RESIDENTS of Francis Street awoke with a bang on Monday morning when a delivery truck bashed into a pillar at the historic Franciscan Friary.

The incident occurred at around 7.30am at the entrance to the Friary. No one was injured when the delivery truck accidentally collided with the pillar, sending loose piles of broken stonework.

Details of the accident were provided to Gardaí. A Garda spokesman said there was “nothing untoward” about the incident, which he said resulted from a “truck clipping a pillar”.

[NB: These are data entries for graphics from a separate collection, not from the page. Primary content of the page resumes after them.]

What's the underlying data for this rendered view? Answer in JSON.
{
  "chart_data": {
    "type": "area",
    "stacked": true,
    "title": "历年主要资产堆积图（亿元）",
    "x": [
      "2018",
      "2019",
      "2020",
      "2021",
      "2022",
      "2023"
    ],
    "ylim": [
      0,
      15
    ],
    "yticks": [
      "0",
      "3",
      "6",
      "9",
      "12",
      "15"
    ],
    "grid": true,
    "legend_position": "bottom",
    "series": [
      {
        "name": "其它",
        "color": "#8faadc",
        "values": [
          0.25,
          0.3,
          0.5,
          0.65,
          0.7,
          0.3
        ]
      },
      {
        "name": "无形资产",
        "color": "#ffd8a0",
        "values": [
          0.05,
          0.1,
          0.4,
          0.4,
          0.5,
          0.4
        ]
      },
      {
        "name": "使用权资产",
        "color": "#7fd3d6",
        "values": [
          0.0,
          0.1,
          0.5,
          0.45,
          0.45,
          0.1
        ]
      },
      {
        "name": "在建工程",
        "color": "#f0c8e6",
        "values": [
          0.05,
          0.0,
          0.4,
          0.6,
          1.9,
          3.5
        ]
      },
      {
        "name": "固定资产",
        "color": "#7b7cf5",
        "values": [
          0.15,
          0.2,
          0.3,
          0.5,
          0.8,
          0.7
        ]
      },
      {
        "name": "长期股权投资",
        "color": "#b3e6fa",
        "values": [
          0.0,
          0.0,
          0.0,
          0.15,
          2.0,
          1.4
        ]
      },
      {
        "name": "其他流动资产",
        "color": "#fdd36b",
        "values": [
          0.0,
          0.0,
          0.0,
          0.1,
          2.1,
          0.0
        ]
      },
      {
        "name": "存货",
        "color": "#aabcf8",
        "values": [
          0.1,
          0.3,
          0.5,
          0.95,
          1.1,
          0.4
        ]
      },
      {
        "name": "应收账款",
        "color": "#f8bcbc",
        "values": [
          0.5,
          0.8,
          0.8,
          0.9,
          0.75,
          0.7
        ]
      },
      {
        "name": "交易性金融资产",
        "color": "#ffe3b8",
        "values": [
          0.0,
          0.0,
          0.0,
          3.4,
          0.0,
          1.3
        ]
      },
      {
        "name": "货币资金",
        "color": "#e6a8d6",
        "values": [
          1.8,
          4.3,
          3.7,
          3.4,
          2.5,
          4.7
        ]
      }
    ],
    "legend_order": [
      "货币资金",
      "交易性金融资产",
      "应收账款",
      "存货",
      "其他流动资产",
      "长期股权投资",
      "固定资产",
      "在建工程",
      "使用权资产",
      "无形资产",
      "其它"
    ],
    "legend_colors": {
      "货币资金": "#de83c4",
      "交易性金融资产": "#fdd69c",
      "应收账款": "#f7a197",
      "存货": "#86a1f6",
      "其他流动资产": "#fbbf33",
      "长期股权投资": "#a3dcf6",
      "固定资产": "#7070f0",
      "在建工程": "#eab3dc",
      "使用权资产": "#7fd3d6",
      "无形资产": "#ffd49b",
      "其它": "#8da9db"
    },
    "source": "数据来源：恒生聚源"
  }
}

The spokesman said all details have been provided to the Guardian of the Friary.

According to a history of building, “The precise date of foundation of the Franciscan Friary in Ennis is unknown but it is likely to have been in existence by 1250.

“The nearby residence of the O’Brien kings of Thomond at Clonroad probably attracted the friars to the site and the O’Brien’s were its chief patrons throughout the medieval period.

“The first substantial friary buildings were constructed on an island in the late thirteenth century under the patronage of Toirdhealbhach O’Brien who died in 1306 and may have been buried there.”

A new chapel was opened in Bow Lane in 1830 and the present friary at Willow Bank House was obtained in 1856. The friary church was officially opened on 11 June 1892. The present friary is the Novitiate house for the Irish and British Provinces of the Franciscans.